Sunday, February 24, 2013

Made for Another World...

Quote from Lewis' Mere Christianity, photo source here.
The author who gave us Aslan and the land of Narnia, C. S. Lewis, was for many years an atheist. He described his conversion in Surprised by Joy: "In the Trinity term of 1929 I gave in, and admitted that God was God ... perhaps the most dejected and reluctant convert in all England."

Between 1941 and 1944, Lewis was invited to give a series of talks about Christianity on BBC radio. After the first set of talks was well received he also presented some lectures to soldiers, which he considered war work. His broadcasts resulted in many people converting to Christianity - and a lot of letters for Lewis to answer. The text of his talks was published in a book called Mere Christianity.

C.S. Lewis' seven Chronicles of Narnia were written and published between 1948 and 1956.  (Click here to read "Narnia: Fantasy in Fur Coats" from a BBC biographical article about Lewis.)

You are mistaken when you think that everything in the books 'represents' something in this world. Things do that in The Pilgrim's Progress [a 1678 allegory by John Bunyan] but I'm not writing in that way. I did not say to myself 'Let us represent Jesus as He really is in our world by a Lion in Narnia': I said, 'Let us suppose that there were a land like Narnia and that the Son of God, as he became a Man in our world, became a Lion there, and then imagine what would happen.' 
-C.S. Lewis, quoted in Walter Hooper, C. S. Lewis: A Companion and Guide

The last book Lewis published, and one he considered his best, was Till We Have Faces, an unusual retelling of the Greek myth of Cupid and Psyche.  It's actually one of my favorite books - and is wonderful Lenten reading!

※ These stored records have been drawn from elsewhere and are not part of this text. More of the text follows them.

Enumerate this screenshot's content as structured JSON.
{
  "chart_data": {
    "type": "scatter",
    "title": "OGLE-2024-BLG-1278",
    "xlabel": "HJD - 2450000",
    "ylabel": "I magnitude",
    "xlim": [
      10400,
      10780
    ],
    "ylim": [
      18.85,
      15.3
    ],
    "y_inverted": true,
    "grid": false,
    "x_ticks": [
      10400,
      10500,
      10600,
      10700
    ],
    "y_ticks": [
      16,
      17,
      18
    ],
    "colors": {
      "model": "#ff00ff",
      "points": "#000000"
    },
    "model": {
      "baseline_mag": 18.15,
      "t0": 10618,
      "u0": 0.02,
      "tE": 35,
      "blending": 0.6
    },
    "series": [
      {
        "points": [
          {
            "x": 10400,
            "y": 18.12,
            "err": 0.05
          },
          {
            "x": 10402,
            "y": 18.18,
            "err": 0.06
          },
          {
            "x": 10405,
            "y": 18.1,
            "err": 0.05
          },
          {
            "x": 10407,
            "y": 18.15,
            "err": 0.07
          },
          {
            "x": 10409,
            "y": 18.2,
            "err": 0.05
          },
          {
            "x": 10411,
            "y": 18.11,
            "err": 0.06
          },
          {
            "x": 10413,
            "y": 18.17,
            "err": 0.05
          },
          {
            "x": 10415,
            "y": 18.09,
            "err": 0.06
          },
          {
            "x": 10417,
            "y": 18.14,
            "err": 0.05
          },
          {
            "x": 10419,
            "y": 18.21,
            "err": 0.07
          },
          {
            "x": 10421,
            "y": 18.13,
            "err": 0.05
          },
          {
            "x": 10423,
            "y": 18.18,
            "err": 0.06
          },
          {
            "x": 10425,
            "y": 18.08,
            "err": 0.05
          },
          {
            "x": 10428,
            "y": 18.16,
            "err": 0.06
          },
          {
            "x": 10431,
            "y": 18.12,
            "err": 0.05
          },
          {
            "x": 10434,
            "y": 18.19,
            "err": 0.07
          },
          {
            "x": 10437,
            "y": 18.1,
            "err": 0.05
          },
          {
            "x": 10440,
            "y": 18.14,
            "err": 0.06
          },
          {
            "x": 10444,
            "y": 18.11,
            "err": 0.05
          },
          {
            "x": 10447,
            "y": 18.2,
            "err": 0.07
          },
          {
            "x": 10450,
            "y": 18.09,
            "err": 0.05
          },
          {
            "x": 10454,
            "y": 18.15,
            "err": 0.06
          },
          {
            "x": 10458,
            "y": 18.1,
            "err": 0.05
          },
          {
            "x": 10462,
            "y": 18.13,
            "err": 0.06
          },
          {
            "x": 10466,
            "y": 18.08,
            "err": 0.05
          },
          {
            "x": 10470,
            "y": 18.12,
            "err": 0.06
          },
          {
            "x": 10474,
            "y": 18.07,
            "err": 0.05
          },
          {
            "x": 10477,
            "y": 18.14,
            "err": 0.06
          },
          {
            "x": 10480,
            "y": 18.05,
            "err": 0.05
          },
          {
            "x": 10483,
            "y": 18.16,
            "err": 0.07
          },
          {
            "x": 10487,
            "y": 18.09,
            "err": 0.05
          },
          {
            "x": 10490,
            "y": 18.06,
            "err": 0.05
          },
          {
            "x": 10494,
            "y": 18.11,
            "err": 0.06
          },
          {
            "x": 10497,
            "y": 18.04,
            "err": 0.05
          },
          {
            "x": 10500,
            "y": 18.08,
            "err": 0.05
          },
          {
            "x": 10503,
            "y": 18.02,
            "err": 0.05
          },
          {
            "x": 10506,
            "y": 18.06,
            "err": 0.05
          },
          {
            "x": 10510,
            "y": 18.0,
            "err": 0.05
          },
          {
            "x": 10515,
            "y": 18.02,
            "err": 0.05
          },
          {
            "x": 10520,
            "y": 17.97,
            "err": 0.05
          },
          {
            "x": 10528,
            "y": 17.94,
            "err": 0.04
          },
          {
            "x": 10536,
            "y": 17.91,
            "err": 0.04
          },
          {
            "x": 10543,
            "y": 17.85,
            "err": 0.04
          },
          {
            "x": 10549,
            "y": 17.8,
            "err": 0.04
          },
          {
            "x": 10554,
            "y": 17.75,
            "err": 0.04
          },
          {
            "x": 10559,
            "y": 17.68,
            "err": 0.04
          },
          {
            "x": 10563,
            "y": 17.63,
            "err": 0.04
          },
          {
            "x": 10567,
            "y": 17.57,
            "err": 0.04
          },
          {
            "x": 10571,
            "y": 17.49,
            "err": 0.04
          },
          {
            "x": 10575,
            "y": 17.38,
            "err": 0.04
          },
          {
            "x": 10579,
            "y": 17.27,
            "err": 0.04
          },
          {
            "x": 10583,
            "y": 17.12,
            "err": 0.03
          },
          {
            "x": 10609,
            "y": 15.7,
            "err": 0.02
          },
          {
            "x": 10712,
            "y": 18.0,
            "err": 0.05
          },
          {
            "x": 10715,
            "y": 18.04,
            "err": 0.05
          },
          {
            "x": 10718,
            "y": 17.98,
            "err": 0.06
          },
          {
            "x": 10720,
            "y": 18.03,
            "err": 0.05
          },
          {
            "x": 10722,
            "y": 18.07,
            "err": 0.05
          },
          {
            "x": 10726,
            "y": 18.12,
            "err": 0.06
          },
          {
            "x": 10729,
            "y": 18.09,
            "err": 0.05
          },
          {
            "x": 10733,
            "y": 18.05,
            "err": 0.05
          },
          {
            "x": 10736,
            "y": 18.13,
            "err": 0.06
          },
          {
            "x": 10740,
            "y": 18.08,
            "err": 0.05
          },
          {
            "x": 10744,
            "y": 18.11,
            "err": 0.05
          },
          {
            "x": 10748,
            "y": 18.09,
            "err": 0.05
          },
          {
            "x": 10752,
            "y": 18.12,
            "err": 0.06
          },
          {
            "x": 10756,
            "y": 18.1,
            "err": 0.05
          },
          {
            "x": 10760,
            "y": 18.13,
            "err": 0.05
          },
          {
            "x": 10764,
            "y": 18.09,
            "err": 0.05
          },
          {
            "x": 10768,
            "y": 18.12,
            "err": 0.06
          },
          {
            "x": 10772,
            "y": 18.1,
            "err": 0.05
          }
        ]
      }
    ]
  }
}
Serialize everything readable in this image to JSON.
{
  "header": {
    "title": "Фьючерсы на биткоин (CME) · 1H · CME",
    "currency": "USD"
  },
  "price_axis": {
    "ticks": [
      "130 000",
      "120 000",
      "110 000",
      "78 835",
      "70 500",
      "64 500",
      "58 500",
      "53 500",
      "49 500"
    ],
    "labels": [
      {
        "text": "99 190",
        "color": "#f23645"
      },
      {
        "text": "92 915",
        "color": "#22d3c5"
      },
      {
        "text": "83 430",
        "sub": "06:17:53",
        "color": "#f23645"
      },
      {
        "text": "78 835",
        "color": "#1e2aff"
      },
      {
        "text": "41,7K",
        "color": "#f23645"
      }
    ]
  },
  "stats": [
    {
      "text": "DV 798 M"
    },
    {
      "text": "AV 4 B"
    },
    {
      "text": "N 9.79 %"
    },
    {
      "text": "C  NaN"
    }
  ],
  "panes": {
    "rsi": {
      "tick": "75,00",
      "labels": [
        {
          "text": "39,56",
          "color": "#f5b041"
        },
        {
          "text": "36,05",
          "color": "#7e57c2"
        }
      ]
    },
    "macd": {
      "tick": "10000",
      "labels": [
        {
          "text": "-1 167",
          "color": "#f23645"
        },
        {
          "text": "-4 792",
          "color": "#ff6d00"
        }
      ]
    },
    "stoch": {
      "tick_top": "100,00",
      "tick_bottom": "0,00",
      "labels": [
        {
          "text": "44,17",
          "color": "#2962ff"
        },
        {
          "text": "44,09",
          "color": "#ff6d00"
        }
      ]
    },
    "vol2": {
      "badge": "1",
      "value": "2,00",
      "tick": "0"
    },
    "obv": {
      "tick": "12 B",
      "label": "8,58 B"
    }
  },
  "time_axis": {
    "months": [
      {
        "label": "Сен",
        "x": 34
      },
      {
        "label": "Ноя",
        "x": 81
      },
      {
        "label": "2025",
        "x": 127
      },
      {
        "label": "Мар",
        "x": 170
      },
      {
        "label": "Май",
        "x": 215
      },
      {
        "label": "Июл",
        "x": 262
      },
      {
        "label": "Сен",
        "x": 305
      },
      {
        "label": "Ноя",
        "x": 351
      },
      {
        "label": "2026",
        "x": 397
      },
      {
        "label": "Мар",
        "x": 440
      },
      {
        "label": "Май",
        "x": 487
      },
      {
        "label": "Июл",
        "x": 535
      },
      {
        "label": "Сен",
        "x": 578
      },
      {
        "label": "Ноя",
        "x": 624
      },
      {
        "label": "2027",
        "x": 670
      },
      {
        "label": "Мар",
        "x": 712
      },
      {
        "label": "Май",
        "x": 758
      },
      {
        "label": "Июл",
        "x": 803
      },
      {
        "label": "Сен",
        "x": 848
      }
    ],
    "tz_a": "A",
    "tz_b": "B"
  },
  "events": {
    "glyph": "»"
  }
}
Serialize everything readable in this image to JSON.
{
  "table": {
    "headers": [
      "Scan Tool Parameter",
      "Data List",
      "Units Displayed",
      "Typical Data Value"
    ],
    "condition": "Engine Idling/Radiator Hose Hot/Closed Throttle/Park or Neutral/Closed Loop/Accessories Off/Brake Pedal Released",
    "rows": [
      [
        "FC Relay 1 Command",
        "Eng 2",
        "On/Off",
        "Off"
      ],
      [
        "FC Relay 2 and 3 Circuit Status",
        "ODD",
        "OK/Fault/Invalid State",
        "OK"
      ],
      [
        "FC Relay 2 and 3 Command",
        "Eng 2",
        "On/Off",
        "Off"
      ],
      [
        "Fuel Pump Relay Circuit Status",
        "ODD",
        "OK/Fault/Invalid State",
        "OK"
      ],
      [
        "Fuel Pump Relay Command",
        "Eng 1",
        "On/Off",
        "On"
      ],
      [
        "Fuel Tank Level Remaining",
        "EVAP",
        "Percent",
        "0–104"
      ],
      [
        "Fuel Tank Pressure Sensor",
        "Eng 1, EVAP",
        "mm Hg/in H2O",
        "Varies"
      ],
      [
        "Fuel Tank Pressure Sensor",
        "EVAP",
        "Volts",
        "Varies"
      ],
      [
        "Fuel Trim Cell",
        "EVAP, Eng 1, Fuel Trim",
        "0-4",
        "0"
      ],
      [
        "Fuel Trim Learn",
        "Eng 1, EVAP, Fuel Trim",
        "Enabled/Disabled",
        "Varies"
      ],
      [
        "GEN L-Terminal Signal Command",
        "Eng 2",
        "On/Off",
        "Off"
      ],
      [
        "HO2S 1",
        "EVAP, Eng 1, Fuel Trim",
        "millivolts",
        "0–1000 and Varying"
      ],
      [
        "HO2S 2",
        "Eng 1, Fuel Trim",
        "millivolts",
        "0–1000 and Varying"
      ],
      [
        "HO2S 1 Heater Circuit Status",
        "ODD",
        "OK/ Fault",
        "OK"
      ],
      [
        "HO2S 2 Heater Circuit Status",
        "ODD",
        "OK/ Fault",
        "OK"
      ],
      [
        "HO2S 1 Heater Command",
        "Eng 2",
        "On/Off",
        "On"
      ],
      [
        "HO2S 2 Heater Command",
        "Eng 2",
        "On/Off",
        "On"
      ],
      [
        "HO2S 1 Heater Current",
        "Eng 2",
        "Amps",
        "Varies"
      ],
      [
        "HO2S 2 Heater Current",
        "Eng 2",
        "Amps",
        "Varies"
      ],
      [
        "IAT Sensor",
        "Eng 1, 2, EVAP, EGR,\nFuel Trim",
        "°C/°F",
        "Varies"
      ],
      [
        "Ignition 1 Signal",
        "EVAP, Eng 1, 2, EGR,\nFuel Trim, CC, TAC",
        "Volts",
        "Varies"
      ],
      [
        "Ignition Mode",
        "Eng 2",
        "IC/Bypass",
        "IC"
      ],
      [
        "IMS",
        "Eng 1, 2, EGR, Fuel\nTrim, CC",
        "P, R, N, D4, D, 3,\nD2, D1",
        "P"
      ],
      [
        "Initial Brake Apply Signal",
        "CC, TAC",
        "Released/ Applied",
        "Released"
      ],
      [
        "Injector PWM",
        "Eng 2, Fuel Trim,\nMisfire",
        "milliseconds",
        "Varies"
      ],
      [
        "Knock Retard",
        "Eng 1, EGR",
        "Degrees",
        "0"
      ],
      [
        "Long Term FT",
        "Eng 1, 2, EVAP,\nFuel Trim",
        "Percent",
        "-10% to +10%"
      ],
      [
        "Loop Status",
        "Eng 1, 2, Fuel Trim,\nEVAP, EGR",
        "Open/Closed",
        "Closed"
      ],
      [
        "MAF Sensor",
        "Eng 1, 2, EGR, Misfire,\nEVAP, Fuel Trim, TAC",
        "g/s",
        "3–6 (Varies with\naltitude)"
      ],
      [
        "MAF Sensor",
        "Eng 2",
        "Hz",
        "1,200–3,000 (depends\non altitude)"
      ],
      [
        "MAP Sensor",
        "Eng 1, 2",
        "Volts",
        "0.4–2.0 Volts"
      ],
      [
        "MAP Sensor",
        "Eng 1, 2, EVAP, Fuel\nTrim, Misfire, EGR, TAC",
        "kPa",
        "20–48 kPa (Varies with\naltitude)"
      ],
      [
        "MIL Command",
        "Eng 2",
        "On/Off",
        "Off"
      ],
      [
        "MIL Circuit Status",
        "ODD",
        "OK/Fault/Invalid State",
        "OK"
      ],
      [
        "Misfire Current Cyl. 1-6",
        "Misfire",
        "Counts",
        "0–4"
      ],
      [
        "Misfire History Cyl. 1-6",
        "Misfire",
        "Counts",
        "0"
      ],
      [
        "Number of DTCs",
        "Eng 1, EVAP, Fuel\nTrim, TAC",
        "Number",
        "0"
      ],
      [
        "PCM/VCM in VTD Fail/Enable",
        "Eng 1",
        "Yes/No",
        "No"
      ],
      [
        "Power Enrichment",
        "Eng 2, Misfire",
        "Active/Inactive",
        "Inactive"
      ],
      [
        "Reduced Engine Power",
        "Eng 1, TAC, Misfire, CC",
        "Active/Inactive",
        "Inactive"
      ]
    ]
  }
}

“Death opens a door out of a little, dark room (that's all the life we have known before it) into a great, real place where the true sun shines and we shall meet” (from Till We Have Faces).
  
C.S. Lewis died on the 22nd November, 1963, one week shy of his 65th birthday. He never wanted his death to be widely acknowledged, and he got his way. American President John F. Kennedy was assassinated on the same day. The author of Brave New World, Aldous Huxley, also died on the 22nd.